Depuis la parution de la tribune de Lionel Jospin intitulée « Mai 2007, quatre enjeux majeurs », les commentaires sibyllins et hostiles se multiplient dans le microcosme politique français à propos de son éventuelle candidature à la prochaine élection présidentielle. Est-ce pour autant que le retour de l’ancien Premier ministre n’est ni souhaité, ni souhaitable par et pour les Français ?
La mobilisation populaire, à l’occasion du référendum sur le Traité établissant une Constitution pour l’Europe, a démontré l’importance du fossé qui sépare les aspirations du peuple de Gauche et les intentions de ses élites politiques. Les prétendants à l’investiture socialiste et leurs supporters, si prompts à disserter sur le retour de l’ancien leader de la Gauche Plurielle, peuvent-ils s’ériger à la fois en libres commentateurs, juges impartiaux et parties prenantes d’un processus de désignation qui n’est pas encore ouvert ? Est-ce à ces derniers, au président de l’UMP, candidat néo-conservateur à la rupture avec le modèle social français, aux sondages ou aux médias qu’il appartient de décider qui devra porter le projet socialiste et les aspirations de toutes les victimes de la politique ultra-libérale, réactionnaire et liberticide menée par la droite depuis 2002, à l’occasion des élections du printemps prochain ? Certainement pas, les militants socialistes seront les seuls maîtres de la décision et leur choix engagera tout le Parti Socialiste.
Si l’on se fie aux nombreuses personnalités rêvant de briguer la fonction élyséenne, la famille socialiste constitue incontestablement un vivier riche de talents. La candidature de Lionel Jospin doit-elle y être considérée comme une simple candidature de plus ou porte-elle l’espoir du véritable rassemblement des socialistes ? Ses propos de ces derniers jours montrent qu’il souhaite recentrer la campagne présidentielle sur le fond, en insistant sur les problèmes causés par la crise sociale, économique et démocratique que subit notre pays. Il pose la nécessité de clarifier les propositions auxquelles le candidat du PS devra s’identifier, tout en louant le contenu du projet socialiste qui, plus qu’un socle, constitue pour lui la boussole qui guidera la Gauche vers les victoires de 2007. Sur les priorités esquissées dans Le Monde que sont l’Emploi, le pacte républicain, le rôle de la France en Europe et dans le monde, ainsi que le progrès scientifique et technique, Lionel Jospin trace des perspectives.
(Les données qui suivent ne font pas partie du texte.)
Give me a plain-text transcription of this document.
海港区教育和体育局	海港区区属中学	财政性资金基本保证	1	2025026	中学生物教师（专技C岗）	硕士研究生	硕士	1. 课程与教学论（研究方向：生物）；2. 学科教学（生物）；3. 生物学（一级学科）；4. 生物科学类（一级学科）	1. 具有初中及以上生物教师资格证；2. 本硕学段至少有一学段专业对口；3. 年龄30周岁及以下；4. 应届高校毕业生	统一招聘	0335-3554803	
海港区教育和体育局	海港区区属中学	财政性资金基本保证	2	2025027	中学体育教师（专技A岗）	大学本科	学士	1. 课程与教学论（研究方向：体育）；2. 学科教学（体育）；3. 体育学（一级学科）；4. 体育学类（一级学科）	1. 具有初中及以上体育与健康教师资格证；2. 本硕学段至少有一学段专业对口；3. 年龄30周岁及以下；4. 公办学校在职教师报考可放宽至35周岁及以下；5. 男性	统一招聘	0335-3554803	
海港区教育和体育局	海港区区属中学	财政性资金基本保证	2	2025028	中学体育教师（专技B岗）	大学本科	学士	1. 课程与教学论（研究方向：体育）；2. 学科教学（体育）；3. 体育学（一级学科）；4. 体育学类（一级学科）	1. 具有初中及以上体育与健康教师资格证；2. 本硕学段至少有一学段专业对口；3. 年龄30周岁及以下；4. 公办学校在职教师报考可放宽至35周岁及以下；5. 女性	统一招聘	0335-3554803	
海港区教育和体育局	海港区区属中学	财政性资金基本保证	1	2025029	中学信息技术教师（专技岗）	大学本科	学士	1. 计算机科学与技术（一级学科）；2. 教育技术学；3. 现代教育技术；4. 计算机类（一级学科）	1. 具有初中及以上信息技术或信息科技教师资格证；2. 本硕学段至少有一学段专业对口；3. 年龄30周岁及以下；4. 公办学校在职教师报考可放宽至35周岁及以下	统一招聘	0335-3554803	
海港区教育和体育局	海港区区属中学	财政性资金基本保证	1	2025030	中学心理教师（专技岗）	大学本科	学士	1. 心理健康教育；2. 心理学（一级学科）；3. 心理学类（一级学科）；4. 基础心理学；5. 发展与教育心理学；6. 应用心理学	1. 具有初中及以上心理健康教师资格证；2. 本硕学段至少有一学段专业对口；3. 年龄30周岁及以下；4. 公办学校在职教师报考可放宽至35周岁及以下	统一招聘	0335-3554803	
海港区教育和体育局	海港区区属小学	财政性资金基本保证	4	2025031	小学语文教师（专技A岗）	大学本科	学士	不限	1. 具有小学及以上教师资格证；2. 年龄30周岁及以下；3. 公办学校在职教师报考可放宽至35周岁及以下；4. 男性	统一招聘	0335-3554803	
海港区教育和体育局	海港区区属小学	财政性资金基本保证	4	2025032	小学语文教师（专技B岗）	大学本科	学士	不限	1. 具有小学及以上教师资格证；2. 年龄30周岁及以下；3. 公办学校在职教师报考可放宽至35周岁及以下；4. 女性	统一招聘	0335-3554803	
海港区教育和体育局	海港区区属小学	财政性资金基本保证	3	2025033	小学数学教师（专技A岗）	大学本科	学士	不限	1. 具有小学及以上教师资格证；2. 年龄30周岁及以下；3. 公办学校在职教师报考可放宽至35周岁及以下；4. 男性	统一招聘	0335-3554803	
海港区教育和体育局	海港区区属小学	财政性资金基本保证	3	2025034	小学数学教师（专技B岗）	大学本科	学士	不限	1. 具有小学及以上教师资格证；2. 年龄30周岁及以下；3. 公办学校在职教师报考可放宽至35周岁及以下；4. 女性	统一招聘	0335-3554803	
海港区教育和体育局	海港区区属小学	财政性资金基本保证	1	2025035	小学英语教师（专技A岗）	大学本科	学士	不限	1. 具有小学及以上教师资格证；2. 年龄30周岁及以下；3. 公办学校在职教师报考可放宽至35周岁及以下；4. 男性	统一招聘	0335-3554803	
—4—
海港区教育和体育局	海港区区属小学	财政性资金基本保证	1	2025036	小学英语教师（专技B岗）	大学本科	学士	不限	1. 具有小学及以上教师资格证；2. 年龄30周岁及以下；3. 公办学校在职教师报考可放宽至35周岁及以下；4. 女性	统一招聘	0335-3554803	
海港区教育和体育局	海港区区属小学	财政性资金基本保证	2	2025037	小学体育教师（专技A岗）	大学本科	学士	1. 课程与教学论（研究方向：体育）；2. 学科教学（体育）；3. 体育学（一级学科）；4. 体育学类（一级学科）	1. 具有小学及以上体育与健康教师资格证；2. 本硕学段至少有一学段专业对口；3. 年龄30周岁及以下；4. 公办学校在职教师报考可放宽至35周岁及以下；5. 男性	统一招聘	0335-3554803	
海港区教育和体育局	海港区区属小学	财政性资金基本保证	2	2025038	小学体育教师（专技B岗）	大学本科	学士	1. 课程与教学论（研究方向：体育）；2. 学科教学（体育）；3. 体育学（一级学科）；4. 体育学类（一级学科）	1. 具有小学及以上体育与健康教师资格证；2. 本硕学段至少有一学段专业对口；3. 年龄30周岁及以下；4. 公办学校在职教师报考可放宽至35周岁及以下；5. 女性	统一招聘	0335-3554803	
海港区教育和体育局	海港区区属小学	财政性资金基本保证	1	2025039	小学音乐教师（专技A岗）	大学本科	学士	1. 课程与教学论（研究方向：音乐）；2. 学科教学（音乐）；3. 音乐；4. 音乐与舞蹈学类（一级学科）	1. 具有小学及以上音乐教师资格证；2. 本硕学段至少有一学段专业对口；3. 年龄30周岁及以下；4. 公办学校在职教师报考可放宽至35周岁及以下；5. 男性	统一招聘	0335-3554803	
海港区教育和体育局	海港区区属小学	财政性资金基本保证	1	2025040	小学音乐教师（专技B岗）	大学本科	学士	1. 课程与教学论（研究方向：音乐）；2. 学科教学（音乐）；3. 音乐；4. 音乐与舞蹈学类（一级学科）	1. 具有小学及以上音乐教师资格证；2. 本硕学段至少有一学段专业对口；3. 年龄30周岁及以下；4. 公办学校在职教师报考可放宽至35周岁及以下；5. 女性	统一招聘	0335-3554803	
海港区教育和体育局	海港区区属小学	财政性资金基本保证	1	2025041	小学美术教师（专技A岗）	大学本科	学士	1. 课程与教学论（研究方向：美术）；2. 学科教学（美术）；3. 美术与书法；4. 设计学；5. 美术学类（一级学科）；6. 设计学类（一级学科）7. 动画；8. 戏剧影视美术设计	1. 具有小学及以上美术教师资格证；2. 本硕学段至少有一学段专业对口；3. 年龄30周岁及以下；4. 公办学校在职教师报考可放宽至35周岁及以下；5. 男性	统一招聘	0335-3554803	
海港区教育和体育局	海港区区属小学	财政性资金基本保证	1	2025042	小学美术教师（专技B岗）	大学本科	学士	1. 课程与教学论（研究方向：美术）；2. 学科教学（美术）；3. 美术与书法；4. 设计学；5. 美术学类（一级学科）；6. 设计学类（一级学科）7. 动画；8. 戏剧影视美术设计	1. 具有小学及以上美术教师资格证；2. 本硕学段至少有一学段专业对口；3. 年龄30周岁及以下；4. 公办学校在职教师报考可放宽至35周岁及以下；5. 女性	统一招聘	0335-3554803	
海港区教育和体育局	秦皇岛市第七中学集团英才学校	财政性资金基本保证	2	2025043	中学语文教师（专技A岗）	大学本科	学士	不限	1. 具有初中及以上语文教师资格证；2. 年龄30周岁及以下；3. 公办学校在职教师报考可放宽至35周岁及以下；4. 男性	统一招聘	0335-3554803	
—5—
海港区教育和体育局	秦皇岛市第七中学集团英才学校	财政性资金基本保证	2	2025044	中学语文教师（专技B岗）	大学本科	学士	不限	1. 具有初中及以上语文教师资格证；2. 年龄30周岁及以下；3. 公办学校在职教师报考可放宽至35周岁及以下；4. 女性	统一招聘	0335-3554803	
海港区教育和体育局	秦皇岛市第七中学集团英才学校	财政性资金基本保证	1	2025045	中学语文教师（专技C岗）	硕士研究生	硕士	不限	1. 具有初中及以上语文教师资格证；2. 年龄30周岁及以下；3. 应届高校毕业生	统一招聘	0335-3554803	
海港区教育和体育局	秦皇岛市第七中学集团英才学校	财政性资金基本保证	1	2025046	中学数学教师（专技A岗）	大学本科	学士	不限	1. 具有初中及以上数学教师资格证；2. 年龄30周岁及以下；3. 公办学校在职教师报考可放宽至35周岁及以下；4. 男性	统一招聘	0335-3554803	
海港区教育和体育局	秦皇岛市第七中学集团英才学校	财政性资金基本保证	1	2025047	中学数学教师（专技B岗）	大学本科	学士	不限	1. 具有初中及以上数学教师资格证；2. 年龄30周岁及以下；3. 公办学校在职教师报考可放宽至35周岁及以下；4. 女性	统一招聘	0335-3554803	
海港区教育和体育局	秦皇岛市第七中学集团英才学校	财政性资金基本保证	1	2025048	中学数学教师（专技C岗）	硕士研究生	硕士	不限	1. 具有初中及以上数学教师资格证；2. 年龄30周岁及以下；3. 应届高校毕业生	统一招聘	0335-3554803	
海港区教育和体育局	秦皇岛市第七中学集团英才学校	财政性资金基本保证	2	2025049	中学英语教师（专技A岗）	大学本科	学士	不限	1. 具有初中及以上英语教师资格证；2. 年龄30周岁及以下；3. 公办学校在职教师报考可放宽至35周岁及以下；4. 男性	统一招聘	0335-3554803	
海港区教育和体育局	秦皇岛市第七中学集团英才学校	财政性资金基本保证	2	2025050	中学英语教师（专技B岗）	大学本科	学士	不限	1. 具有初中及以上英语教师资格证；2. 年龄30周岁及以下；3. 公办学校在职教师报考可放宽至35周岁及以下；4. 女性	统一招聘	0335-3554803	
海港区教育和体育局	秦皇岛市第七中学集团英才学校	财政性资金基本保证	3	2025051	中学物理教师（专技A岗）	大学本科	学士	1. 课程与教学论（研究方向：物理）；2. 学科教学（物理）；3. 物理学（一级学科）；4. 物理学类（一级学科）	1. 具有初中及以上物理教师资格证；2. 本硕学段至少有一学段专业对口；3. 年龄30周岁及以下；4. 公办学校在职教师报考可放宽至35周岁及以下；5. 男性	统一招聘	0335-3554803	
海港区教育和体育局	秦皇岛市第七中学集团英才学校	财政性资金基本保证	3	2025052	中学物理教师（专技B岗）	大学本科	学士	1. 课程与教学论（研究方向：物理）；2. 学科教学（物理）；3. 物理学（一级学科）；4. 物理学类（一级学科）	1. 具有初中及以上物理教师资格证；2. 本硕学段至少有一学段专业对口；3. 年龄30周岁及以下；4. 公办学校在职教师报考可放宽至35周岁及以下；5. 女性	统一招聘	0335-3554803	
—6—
Il nous montre le chemin vers « une France républicaine et non communautaire, indépendante et non-atlantiste, keynésienne et pensant à partager les fruits du travail économique », vers une France d’avenir et de progrès, telle qu’il l’a envisagée au journal télévisé de TF1.
Certaines voix plutôt partisanes voudraient cantonner Lionel Jospin à un rôle d’autorité morale, l’emprisonner dans le serment (indépassable ?) de son retrait de la vie politique, le contenir dans une image d’homme du passé. Pour ce qui est du passé, il possède aujourd’hui l’atout des leçons qu’il a tirées des deux dernières campagnes présidentielles et il a la légitimité du travail accompli par le gouvernement qu’on qualifiait alors de « plus à Gauche d’Europe ». Mais Lionel Jospin est surtout le seul responsable politique à faire abstraction des questions de personne pour privilégier les idées et se focaliser sur les enjeux fondamentaux, à l’heure où les autres aspirants se complaisent dans une pré-campagne aux allures « people » et aux faux-débats populistes.
Si la Gauche espère incarner l’alternative, il lui faudra donner du sens à son programme, dépasser le carcan des polémiques convenues, rénover ses pratiques et se rassembler. Remplir ces préalables ne sera pas chose aisée et peu de gens ont la légitimité, l’expérience et la capacité, en un mot la stature, pour y parvenir. A trois mois de la primaire socialiste et à dix mois du scrutin présidentiel, il est temps d’apporter une réponse définitive à une « question ouverte » dans l’intérêt du pays et nos concitoyens, Lionel Jospin doit être candidat.